The book is also full of tiny details — the coarseness of certain fabrics, the sweat on someone’s face, the softness of an aunt’s skin. “When Sal spoke, I asked him about very sensory details: the color of the sky, what certain foods tasted or smelled like, what a shirt felt like, because that’s how children perceive the world.”

She did her own research as well. “Listening to his description of his mother cooking cholent, I did some research and learned more details about the ingredients and the ashes that would fly off when it was opened.”

She researched Zelechow in archives and found yizkor books describing the fate of its inhabitants.
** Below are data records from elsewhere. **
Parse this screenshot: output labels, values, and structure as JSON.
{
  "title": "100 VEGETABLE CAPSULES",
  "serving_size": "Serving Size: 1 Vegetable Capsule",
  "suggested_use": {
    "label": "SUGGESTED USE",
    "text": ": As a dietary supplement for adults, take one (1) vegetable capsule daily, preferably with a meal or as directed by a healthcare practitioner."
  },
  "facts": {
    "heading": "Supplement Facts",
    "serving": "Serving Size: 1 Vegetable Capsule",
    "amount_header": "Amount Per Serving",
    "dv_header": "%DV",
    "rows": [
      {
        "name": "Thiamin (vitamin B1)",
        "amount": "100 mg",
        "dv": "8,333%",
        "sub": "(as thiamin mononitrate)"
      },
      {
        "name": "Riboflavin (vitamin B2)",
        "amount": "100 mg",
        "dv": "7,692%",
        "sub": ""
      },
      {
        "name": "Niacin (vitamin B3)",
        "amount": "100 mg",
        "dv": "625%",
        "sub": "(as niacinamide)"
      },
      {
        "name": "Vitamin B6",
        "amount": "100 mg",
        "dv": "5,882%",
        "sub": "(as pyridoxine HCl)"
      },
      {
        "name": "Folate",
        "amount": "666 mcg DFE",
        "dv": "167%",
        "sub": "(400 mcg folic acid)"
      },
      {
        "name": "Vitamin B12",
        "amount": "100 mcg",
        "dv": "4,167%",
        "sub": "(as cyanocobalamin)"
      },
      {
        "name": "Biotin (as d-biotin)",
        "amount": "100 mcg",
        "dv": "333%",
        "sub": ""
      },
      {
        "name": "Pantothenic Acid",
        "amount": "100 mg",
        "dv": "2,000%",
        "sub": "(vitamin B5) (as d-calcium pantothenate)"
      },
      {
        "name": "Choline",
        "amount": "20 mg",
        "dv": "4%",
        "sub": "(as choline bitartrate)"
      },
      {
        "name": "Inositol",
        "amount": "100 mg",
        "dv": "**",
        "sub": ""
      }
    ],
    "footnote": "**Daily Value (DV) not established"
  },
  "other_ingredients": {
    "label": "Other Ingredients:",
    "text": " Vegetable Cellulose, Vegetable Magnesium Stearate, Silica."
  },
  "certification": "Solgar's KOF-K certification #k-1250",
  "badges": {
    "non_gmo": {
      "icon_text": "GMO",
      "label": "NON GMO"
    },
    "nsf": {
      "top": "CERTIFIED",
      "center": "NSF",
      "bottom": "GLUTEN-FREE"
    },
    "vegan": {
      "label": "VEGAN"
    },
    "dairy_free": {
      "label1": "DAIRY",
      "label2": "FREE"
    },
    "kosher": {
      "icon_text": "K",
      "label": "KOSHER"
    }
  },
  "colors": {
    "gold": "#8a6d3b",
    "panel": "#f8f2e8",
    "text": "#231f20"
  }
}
When Wainberg talked about his father healing a sickness with “bahnkes,” she learned that a popular healing treatment in small towns in Poland involved applying heated cups, or bahnkes, to the patient’s skin.

Sometimes, Levy said, she used her imagination to embellish a scene just slightly, even just by taking Wainberg’s description of someone as “sickly” and giving them tissues and constant sniffling.

The survivor himself read every draft. Because of his CPA background, Levy said, he focused on the details and insisted that anything that wasn’t accurate be changed. But he left some of the embellishments that were “probably” true — like a little boy looking out the window to see if the planes that had been there earlier would come back, a younger brother sucking on a finger when upset or hiding in a mother’s skirts when something scary happened.

In assessing the book, and the fact that it reads more like a novel than a memoir, she said, “I am telling the story as he remembers it. It is not a journalistic account. It’s a man’s memories. But that doesn’t make it less true. It’s an emotional truth,” she said.